I have, for years, tried to travel light. It’s always worked pretty well, but I often forgot an important item. That’s because, like many, I either packed at the last minute, or packed while performing other tasks. This time was different.
A recent post at Quartz explains how multitasking actually drains your brain of the energy needed to focus. It also makes you tired. This is true whether you’re working a day job, cooking dinner and, yes, even packing for a trip.
When we attempt to multitask, we don’t actually do more than one activity at once, but quickly switch between them. And this switching is exhausting. It uses up oxygenated glucose in the brain, running down the same fuel that’s needed to focus on a task.
Many years ago, not long after the first iPod was released, I watched a young lady breeze through airport security. She simply took off her jacket and unhooked her iPod from her waist and walked on through. I looked at all the stuff I had to pull out of my bags and pockets, and thought to myself, “This is ridiculous. I want to be like her.” During this most recent trip I’m finding that I’ve pretty much nailed it on the traveling end. I really do have everything I need. And now I want to take that mindset to the home and the office. You know, so I can have everything at my fingertips at any moment. I’ve already got most documents scanned into a searchable system on the computer. Now it’s time to simplify the rest of my life – the desk, the bookshelves, the closet at home.

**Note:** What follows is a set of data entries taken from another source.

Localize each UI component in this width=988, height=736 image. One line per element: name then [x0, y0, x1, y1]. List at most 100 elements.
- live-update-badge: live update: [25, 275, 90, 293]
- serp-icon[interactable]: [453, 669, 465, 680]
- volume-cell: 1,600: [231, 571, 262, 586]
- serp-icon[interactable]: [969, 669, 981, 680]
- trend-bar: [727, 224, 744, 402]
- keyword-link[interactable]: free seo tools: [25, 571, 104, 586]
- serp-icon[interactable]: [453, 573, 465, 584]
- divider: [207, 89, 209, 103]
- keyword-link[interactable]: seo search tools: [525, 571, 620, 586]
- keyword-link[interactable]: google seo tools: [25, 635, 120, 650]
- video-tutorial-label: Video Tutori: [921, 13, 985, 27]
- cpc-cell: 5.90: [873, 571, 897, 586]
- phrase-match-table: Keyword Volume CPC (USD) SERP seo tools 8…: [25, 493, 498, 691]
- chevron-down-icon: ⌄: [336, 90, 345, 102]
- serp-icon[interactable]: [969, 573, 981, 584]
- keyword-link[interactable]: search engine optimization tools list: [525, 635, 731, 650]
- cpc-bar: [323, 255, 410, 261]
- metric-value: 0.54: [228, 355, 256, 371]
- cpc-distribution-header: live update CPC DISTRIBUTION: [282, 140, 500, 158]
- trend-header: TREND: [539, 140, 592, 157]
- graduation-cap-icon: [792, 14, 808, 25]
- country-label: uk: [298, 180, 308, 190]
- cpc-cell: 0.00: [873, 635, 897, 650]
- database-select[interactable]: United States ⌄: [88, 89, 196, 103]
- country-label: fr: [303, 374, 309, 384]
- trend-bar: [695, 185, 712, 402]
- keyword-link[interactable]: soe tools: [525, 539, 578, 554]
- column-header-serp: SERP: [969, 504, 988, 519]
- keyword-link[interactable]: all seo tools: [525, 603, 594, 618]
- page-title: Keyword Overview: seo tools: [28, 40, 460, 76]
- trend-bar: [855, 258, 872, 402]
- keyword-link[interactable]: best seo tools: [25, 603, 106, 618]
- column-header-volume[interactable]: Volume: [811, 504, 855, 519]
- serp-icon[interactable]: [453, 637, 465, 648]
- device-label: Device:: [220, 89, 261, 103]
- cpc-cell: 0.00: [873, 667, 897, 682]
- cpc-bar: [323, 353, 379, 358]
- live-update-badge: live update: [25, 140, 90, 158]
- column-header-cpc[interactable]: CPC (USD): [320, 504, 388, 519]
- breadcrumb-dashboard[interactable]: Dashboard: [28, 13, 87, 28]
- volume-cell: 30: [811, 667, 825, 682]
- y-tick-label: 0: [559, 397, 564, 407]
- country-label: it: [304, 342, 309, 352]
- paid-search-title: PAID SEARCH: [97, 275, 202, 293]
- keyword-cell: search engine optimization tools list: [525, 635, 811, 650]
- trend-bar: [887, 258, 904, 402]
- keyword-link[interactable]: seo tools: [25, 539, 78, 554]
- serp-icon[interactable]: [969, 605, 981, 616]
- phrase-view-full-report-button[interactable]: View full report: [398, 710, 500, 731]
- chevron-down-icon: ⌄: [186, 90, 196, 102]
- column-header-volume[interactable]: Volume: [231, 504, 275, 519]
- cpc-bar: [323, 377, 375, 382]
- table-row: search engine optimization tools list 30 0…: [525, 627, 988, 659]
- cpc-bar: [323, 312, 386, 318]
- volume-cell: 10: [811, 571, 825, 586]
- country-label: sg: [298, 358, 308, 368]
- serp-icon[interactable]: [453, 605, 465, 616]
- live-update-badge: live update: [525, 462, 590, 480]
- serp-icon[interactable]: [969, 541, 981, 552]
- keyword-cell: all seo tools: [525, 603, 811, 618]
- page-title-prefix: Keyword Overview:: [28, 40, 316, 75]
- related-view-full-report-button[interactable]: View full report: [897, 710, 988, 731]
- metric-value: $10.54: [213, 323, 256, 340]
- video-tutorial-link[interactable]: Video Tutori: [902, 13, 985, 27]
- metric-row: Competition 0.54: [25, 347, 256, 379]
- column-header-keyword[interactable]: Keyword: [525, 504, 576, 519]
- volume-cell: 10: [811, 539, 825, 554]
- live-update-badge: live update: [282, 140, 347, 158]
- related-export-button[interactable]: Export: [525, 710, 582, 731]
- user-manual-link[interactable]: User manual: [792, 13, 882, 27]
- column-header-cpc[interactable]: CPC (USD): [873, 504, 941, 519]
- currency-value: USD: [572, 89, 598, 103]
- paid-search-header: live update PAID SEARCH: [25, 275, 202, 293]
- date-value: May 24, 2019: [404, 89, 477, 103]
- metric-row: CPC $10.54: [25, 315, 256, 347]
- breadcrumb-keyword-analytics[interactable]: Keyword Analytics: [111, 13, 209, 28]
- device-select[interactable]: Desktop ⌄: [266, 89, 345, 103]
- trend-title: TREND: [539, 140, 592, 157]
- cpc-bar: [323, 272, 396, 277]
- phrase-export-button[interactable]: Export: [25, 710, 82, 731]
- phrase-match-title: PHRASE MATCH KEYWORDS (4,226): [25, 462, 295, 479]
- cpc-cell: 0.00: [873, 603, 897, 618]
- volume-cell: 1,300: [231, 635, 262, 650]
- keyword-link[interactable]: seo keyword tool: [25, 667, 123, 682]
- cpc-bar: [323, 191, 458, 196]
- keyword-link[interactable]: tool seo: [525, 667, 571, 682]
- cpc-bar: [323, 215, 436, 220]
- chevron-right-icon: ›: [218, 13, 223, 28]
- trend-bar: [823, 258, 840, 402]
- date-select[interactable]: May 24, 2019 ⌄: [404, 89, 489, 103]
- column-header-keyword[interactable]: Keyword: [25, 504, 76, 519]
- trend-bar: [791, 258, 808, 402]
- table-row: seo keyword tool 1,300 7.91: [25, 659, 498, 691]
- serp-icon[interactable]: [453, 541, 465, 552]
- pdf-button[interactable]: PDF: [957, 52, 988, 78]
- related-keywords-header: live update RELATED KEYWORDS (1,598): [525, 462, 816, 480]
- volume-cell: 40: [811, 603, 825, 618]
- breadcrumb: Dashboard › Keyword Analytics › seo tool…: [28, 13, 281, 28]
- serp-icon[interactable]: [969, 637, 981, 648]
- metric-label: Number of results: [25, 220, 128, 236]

I think disorganization and multitasking pretty much go hand-in-hand. One is the disarray of physical items, while the other is disarray of the mind.
As I write this, I’ve a ton of other things to do. Deadlines. but I had to get this one out of my head and onto digital paper – all at once, with focus – so I could move onto the next all-important task.
If you ever run into me while I’m traveling, please don’t ask if I have extra snacks, a second book to read on the plane, or something obscure. I was focused when I packed, and that means I don’t have any extra, unnecessary-to-me items lingering at the bottom of my bag. It means I was ready to hit the ground running the moment I stepped off the plane.